Front-End Study of The Concord Museum’s Why Concord? Exhibition
Client: The Concord Museum | Location: Concord, MA | Funding: Institute for Museum and Library Services
We led a front-end evaluation to help inform the Concord Museum's reinstallation and reinterpretation of its permanent exhibition gallery—Why Concord?
OVERVIEW
In 2017, we partnered with The Concord Museum to assess the current visitor experience in their permanent exhibition, Why Concord?, and to explore visitors’ responses to preliminary ideas for updating, reinterpreting, and reinstalling the exhibition.
Our work was pivotal in helping The Concord Museum understand what its visitors find relevant about history and make audience-centered decisions for the reinstallation.
APPROACH
We took an semi-structured, exploratory approach to allow visitors to share their experiences in the current exhibition as well as their reactions to the proposed ideas for reinterpretation.

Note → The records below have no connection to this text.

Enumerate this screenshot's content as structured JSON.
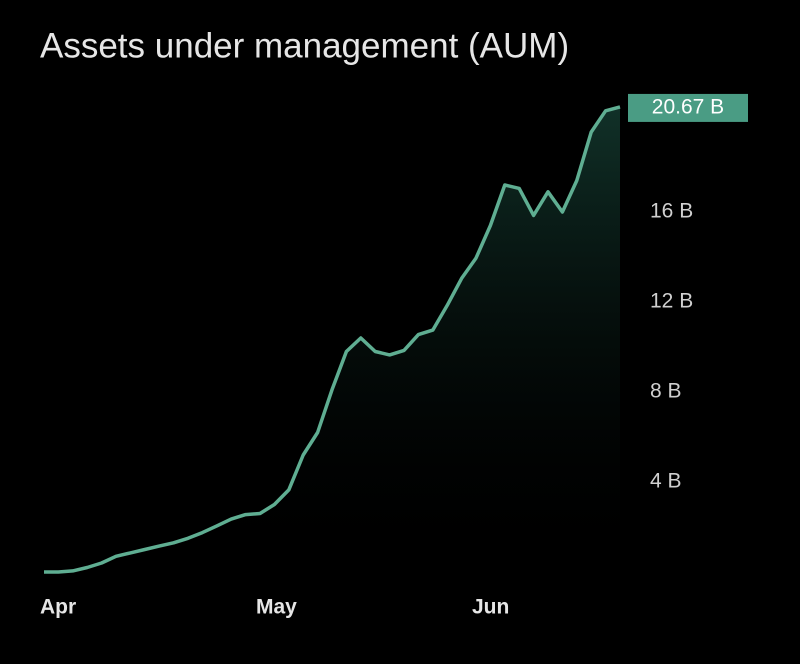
{
  "chart_data": {
    "type": "area",
    "title": "Assets under management (AUM)",
    "categories": [
      "Apr",
      null,
      null,
      null,
      null,
      null,
      null,
      null,
      null,
      null,
      null,
      null,
      null,
      null,
      null,
      "May",
      null,
      null,
      null,
      null,
      null,
      null,
      null,
      null,
      null,
      null,
      null,
      null,
      null,
      null,
      "Jun",
      null,
      null,
      null,
      null,
      null,
      null,
      null,
      null,
      null,
      null
    ],
    "series": [
      {
        "color": "#5fae92",
        "values": [
          0,
          0,
          0.05,
          0.2,
          0.4,
          0.7,
          0.85,
          1.0,
          1.15,
          1.3,
          1.5,
          1.75,
          2.05,
          2.35,
          2.55,
          2.6,
          3.0,
          3.65,
          5.2,
          6.2,
          8.1,
          9.8,
          10.4,
          9.8,
          9.65,
          9.85,
          10.55,
          10.75,
          11.85,
          13.05,
          13.95,
          15.4,
          17.2,
          17.05,
          15.85,
          16.9,
          16.0,
          17.4,
          19.55,
          20.5,
          20.67
        ]
      }
    ],
    "ylim": [
      0,
      21
    ],
    "yticks": [
      {
        "value": 4,
        "label": "4 B"
      },
      {
        "value": 8,
        "label": "8 B"
      },
      {
        "value": 12,
        "label": "12 B"
      },
      {
        "value": 16,
        "label": "16 B"
      }
    ],
    "last_value": {
      "value": 20.67,
      "label": "20.67 B"
    },
    "tag_color": "#4a9c84"
  }
}
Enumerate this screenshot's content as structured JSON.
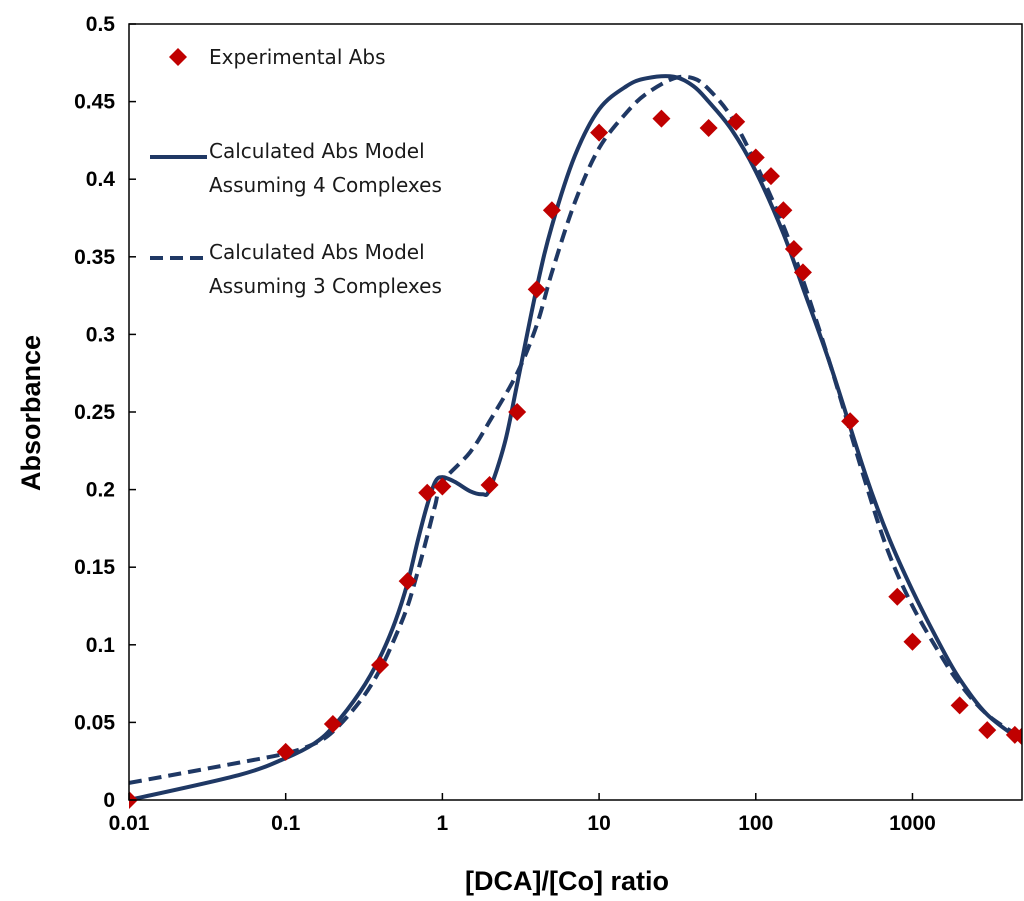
{
  "chart_data": {
    "type": "scatter",
    "xlabel": "[DCA]/[Co] ratio",
    "ylabel": "Absorbance",
    "xscale": "log",
    "xlim": [
      0.01,
      5000
    ],
    "ylim": [
      0,
      0.5
    ],
    "grid": false,
    "legend_position": "top-left",
    "x_tick_labels": [
      "0.01",
      "0.1",
      "1",
      "10",
      "100",
      "1000"
    ],
    "y_tick_labels": [
      "0",
      "0.05",
      "0.1",
      "0.15",
      "0.2",
      "0.25",
      "0.3",
      "0.35",
      "0.4",
      "0.45",
      "0.5"
    ],
    "legend": [
      {
        "lines": [
          "Experimental Abs"
        ]
      },
      {
        "lines": [
          "Calculated Abs Model",
          "Assuming 4 Complexes"
        ]
      },
      {
        "lines": [
          "Calculated Abs Model",
          "Assuming 3 Complexes"
        ]
      }
    ],
    "series": [
      {
        "kind": "markers",
        "marker": "diamond",
        "color": "#c00000",
        "x": [
          0.01,
          0.1,
          0.2,
          0.4,
          0.6,
          0.8,
          1,
          2,
          3,
          4,
          5,
          10,
          25,
          50,
          75,
          100,
          125,
          150,
          175,
          200,
          400,
          800,
          1000,
          2000,
          3000,
          4500,
          5000
        ],
        "y": [
          0.0,
          0.031,
          0.049,
          0.087,
          0.141,
          0.198,
          0.202,
          0.203,
          0.25,
          0.329,
          0.38,
          0.43,
          0.439,
          0.433,
          0.437,
          0.414,
          0.402,
          0.38,
          0.355,
          0.34,
          0.244,
          0.131,
          0.102,
          0.061,
          0.045,
          0.042,
          0.041
        ]
      },
      {
        "kind": "line",
        "style": "solid",
        "color": "#1f3864",
        "x": [
          0.01,
          0.05,
          0.1,
          0.15,
          0.2,
          0.3,
          0.4,
          0.5,
          0.6,
          0.7,
          0.8,
          0.9,
          1.0,
          1.2,
          1.5,
          1.8,
          2.0,
          2.5,
          3.0,
          4.0,
          5.0,
          7.0,
          10,
          15,
          20,
          30,
          40,
          50,
          70,
          100,
          150,
          200,
          300,
          500,
          700,
          1000,
          1500,
          2000,
          3000,
          5000
        ],
        "y": [
          0.0,
          0.016,
          0.027,
          0.036,
          0.047,
          0.07,
          0.092,
          0.115,
          0.14,
          0.168,
          0.19,
          0.205,
          0.208,
          0.205,
          0.199,
          0.197,
          0.2,
          0.23,
          0.268,
          0.33,
          0.37,
          0.415,
          0.445,
          0.46,
          0.465,
          0.466,
          0.46,
          0.45,
          0.432,
          0.405,
          0.365,
          0.33,
          0.28,
          0.21,
          0.17,
          0.135,
          0.1,
          0.078,
          0.055,
          0.038
        ]
      },
      {
        "kind": "line",
        "style": "dashed",
        "color": "#1f3864",
        "x": [
          0.01,
          0.05,
          0.1,
          0.15,
          0.2,
          0.3,
          0.4,
          0.5,
          0.6,
          0.7,
          0.8,
          0.9,
          1.0,
          1.5,
          2.0,
          3.0,
          4.0,
          5.0,
          7.0,
          10,
          15,
          20,
          30,
          40,
          50,
          70,
          100,
          150,
          200,
          300,
          500,
          700,
          1000,
          1500,
          2000,
          3000,
          5000
        ],
        "y": [
          0.011,
          0.024,
          0.03,
          0.036,
          0.044,
          0.064,
          0.084,
          0.105,
          0.125,
          0.148,
          0.17,
          0.19,
          0.205,
          0.224,
          0.244,
          0.275,
          0.306,
          0.34,
          0.385,
          0.42,
          0.443,
          0.455,
          0.465,
          0.465,
          0.458,
          0.44,
          0.41,
          0.37,
          0.335,
          0.28,
          0.205,
          0.16,
          0.125,
          0.094,
          0.075,
          0.055,
          0.04
        ]
      }
    ]
  }
}
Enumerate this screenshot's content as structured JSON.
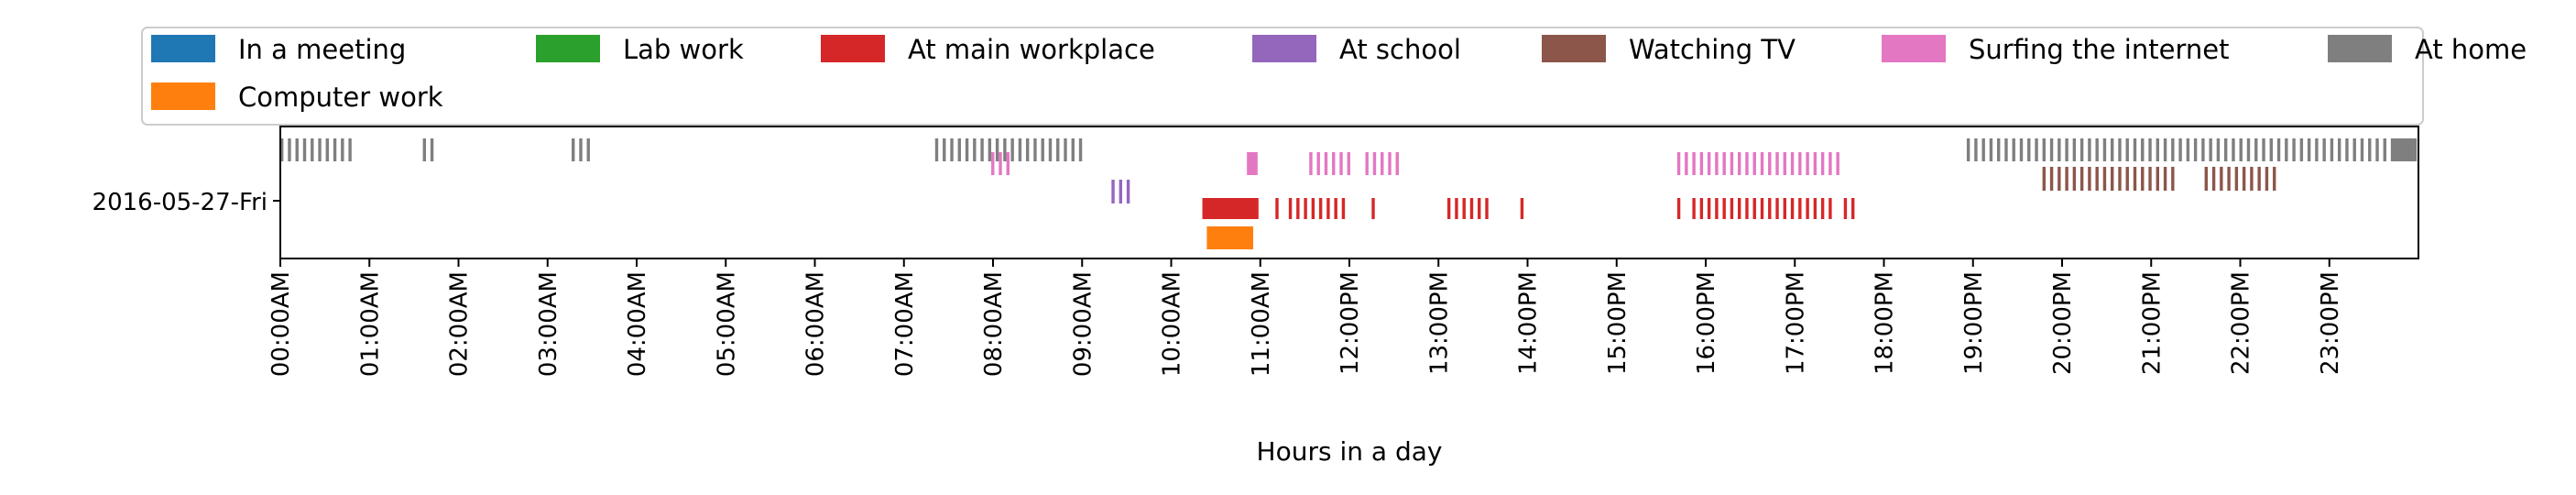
{
  "chart_data": {
    "type": "timeline",
    "xlabel": "Hours in a day",
    "xlim": [
      0,
      24
    ],
    "y_category": "2016-05-27-Fri",
    "x_tick_labels": [
      "00:00AM",
      "01:00AM",
      "02:00AM",
      "03:00AM",
      "04:00AM",
      "05:00AM",
      "06:00AM",
      "07:00AM",
      "08:00AM",
      "09:00AM",
      "10:00AM",
      "11:00AM",
      "12:00PM",
      "13:00PM",
      "14:00PM",
      "15:00PM",
      "16:00PM",
      "17:00PM",
      "18:00PM",
      "19:00PM",
      "20:00PM",
      "21:00PM",
      "22:00PM",
      "23:00PM"
    ],
    "legend_placement": "top",
    "legend_columns": 7,
    "series": [
      {
        "name": "In a meeting",
        "color": "#1f77b4",
        "intervals": []
      },
      {
        "name": "Computer work",
        "color": "#ff7f0e",
        "intervals": [
          [
            10.4,
            10.92
          ]
        ]
      },
      {
        "name": "Lab work",
        "color": "#2ca02c",
        "intervals": []
      },
      {
        "name": "At main workplace",
        "color": "#d62728",
        "intervals": [
          [
            10.35,
            10.98
          ],
          [
            11.17,
            11.22
          ],
          [
            11.32,
            11.93
          ],
          [
            12.25,
            12.3
          ],
          [
            13.1,
            13.58
          ],
          [
            13.92,
            13.97
          ],
          [
            15.68,
            15.73
          ],
          [
            15.85,
            17.45
          ],
          [
            17.55,
            17.7
          ]
        ]
      },
      {
        "name": "At school",
        "color": "#9467bd",
        "intervals": [
          [
            9.33,
            9.57
          ]
        ]
      },
      {
        "name": "Watching TV",
        "color": "#8c564b",
        "intervals": [
          [
            19.78,
            21.3
          ],
          [
            21.6,
            22.42
          ]
        ]
      },
      {
        "name": "Surfing the internet",
        "color": "#e377c2",
        "intervals": [
          [
            7.98,
            8.22
          ],
          [
            10.85,
            10.97
          ],
          [
            11.55,
            12.05
          ],
          [
            12.18,
            12.57
          ],
          [
            15.68,
            17.48
          ]
        ]
      },
      {
        "name": "At home",
        "color": "#7f7f7f",
        "intervals": [
          [
            0.0,
            0.82
          ],
          [
            1.6,
            1.72
          ],
          [
            3.27,
            3.45
          ],
          [
            7.35,
            8.98
          ],
          [
            18.93,
            23.98
          ]
        ]
      }
    ]
  }
}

Over a few days at the museum, we invited visitors to explore the current Why Concord? exhibition for 30 minutes and take pictures of the exhibition’s objects and period rooms that stood out to them. We then interviewed them about their experience and photographs, showed them materials related to the proposed reinterpretation of the exhibition to gauge their reactions, and spoke with them about how history is (or isn’t) relevant to their lives.
CLIENT TAKEAWAYS
We found that visitors particularly valued the current exhibition as an authentic opportunity to immerse themselves in the history of a particular place—Concord, Massachusetts. We also identified compelling objects and subjects such as artifacts related to Concordian transcendentalist authors, period rooms presenting daily life in Concord over time, and themes that made connections between Concord’s history and issues in the world today (e.g., race relations, immigration, political discord, and nature preservation).
Significantly, our evaluation affirmed one of the museum’s goals for reinterpretation, connecting the past to the present, and revealed some potential barriers to engagement. For instance, while visitors were open to technology, they hoped technology would be used to enhance their understanding of historical figure’s daily lives, not replace real objects.